La thématique de la pertinence mondiale des normes ISO a donné lieu à une réflexion approfondie et à une prise de position française, traduisant sa connotation stratégique et politique. La pertinence mondiale des normes ISO est une exigence nouvelle que l'ISO a récemment adoptée et intégrée dans sa stratégie de développement de normes internationales (au sens de document élaboré au sein de l'ISO ou de la CEI). Cette nouvelle exigence modifie la stratégie que nous, Européens, devrons adopter pour faire valoir dans les meilleures conditions nos attentes vis à vis du système. Quatre aspects important dans la mise en œuvre de cette pertinence mondiale ont été identifiés comme étant :
la possibilité pour un représentant d'intérêts minoritaires de bloquer l'inscription d'un nouveau sujet au programme d'un TC même quand les critères de vote sont atteints. Cela implique de bien évaluer les risques de blocage potentiels lors de l'étude préalable à l'inscription, de s'assurer qu'une norme ISO constitue réellement un objectif incontournable, en connaissance de ses chances d'aboutissement et de sensibiliser les experts pour qu'ils ne s'entêtent pas à intégrer des spécificités européennes non indispensables dans une norme ISO.
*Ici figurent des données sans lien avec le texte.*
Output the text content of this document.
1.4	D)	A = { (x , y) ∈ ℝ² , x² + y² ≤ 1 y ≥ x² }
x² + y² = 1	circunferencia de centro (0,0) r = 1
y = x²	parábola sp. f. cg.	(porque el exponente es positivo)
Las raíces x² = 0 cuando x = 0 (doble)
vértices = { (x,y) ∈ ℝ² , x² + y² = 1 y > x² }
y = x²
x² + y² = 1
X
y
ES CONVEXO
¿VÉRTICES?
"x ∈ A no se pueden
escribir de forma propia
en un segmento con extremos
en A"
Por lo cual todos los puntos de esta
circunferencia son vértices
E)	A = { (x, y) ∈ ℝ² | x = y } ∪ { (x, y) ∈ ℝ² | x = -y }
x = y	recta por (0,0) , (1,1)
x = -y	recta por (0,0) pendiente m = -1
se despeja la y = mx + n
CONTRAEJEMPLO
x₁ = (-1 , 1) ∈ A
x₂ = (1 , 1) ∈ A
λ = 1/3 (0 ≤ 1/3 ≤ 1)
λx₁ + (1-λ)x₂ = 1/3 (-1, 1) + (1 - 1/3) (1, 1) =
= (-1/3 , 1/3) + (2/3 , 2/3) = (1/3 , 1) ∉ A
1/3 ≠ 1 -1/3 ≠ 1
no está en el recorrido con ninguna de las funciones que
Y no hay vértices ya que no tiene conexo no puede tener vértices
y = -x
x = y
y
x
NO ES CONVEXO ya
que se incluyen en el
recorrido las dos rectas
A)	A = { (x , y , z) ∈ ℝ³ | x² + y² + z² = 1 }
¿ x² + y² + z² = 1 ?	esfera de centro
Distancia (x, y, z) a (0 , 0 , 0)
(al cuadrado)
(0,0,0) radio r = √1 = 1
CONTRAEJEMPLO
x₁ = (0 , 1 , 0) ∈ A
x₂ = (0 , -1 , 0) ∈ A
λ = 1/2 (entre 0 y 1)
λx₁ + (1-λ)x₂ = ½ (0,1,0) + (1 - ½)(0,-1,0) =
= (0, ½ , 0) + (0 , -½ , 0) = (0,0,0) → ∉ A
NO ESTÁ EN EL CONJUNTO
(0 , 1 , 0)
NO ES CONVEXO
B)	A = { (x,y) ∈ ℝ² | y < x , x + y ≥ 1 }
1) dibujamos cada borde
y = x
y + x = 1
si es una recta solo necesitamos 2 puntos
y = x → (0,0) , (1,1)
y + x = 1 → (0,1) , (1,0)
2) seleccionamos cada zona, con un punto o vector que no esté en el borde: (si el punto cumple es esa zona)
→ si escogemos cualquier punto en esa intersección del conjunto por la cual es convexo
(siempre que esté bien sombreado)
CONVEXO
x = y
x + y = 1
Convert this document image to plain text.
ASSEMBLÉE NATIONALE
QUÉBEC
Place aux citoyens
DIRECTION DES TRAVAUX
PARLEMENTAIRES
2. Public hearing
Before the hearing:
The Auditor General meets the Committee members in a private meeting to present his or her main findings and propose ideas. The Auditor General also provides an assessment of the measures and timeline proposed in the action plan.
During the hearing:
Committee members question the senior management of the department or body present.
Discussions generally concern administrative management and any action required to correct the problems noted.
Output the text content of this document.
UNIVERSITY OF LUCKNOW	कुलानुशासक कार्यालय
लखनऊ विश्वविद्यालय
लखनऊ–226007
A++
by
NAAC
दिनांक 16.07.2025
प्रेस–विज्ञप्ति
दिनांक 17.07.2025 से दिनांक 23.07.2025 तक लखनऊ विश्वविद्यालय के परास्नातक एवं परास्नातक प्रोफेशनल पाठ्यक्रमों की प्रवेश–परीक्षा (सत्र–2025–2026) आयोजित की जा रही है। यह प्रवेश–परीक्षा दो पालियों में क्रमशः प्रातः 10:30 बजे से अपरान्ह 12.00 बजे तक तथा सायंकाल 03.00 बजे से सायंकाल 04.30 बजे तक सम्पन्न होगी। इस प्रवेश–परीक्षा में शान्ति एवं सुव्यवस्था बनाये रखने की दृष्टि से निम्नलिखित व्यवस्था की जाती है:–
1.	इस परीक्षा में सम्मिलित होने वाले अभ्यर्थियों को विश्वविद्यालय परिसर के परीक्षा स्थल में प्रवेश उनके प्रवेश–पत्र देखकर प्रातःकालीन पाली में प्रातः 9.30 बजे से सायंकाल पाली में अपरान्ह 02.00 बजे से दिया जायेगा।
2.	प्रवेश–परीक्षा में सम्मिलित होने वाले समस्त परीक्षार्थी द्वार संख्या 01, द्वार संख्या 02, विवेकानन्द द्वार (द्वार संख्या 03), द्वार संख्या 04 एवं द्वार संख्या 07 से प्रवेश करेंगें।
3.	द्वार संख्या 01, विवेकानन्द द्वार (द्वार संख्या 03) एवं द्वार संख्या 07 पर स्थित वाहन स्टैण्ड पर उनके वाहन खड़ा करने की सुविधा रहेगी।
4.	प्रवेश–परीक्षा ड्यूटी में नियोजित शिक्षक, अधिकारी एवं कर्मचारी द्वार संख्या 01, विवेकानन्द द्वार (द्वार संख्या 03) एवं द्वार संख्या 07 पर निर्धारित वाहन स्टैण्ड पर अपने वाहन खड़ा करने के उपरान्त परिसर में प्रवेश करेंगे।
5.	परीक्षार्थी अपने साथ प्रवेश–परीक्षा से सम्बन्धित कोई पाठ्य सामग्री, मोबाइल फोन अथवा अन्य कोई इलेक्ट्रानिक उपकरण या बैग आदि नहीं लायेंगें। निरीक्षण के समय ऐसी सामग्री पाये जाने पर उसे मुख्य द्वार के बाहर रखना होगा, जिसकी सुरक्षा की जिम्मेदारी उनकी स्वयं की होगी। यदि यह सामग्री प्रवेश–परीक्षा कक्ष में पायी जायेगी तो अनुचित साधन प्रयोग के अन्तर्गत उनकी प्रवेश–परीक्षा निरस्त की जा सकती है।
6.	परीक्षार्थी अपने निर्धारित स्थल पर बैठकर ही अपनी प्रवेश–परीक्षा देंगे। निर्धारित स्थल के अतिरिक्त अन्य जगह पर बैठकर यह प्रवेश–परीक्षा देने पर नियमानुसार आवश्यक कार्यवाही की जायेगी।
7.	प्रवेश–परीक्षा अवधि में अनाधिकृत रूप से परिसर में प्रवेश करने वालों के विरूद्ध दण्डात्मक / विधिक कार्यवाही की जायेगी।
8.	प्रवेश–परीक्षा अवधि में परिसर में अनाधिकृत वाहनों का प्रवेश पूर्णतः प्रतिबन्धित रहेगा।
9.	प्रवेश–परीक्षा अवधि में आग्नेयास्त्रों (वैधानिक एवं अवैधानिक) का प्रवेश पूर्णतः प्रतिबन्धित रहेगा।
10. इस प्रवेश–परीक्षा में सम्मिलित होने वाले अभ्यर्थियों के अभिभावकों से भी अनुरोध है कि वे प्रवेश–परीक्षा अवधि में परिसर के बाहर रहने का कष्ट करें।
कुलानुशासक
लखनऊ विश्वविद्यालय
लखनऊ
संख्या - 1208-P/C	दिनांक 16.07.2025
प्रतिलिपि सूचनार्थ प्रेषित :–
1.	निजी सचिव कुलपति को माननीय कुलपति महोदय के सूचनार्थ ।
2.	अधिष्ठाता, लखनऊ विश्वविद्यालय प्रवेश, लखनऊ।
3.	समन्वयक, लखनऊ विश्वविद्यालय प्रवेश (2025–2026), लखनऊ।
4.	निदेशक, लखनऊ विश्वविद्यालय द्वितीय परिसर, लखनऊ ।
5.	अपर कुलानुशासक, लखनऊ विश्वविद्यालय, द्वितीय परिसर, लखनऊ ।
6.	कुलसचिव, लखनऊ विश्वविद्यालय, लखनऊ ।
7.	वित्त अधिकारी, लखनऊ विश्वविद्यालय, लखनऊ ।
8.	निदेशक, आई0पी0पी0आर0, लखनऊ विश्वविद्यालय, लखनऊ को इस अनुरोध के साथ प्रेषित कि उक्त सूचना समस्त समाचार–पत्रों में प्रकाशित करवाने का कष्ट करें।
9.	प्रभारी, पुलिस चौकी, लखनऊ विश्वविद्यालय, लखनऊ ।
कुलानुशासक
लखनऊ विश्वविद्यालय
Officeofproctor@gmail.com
la possibilité d'intégrer dans la norme ISO, des "options" permettant de prendre en compte des "différences légitimes de marché" ; cette doisposition conduit à un affaiblissement du principe de la norme unique. Il sera essentiel que les experts européens maîtrisent la nature et le périmètre de ce que sont les différences essentielles que l'on peut légitimement prendre en compte, et ne pas accepter des concepts dérivés, pour que les normes ISO ne perdent pas de leur intérêt et ne soient pas en contradiction avec les valeurs et la vision que nous avons sur la normalisation internationale.
le renforcement de l'approche "résultat" dans la norme, qui figure déjà dans les stratégies CEN et ISO.
l'amplification des difficultés liées à la normalisation à l'ISO de produits réglementés en Europe, c'est-à-dire au développement de normes harmonisées EN au sein de TC ISO. Les propositions que l'UNM avait formulées il y a quelques mois sur ce point ont été à la base de la réflexion. Il s'agit, en tout premier lieu, de s'assurer du réel intérêt de développer une norme ISO sur le sujet, puis de favoriser les normes ISO/CEI dans les référencements normatifs du document, de faire en sorte d'éviter que des non-européens soient amenés à traiter les problèmes administratifs spécifiquement européens (commentaires du consultant CEN, Annexe Z, liste de phénomènes dangereux…) en proposant la nomination d'un expert européen chargé de leur prise en compte et enfin d'éviter de développer des normes ISO trop globales destinées à répondre en bloc à une directive européenne (préférer de découper une thématique globale en plusieurs documents aux domaines d'application plus réduits quitte à réserver au CEN le traitement des points que l'on sait être litigieux).
Ces différents conseils devraient permettre aux experts européens de mieux défendre leurs positions en évitant les blocages que certains de leurs collègues non-européens ne manqueront pas de susciter.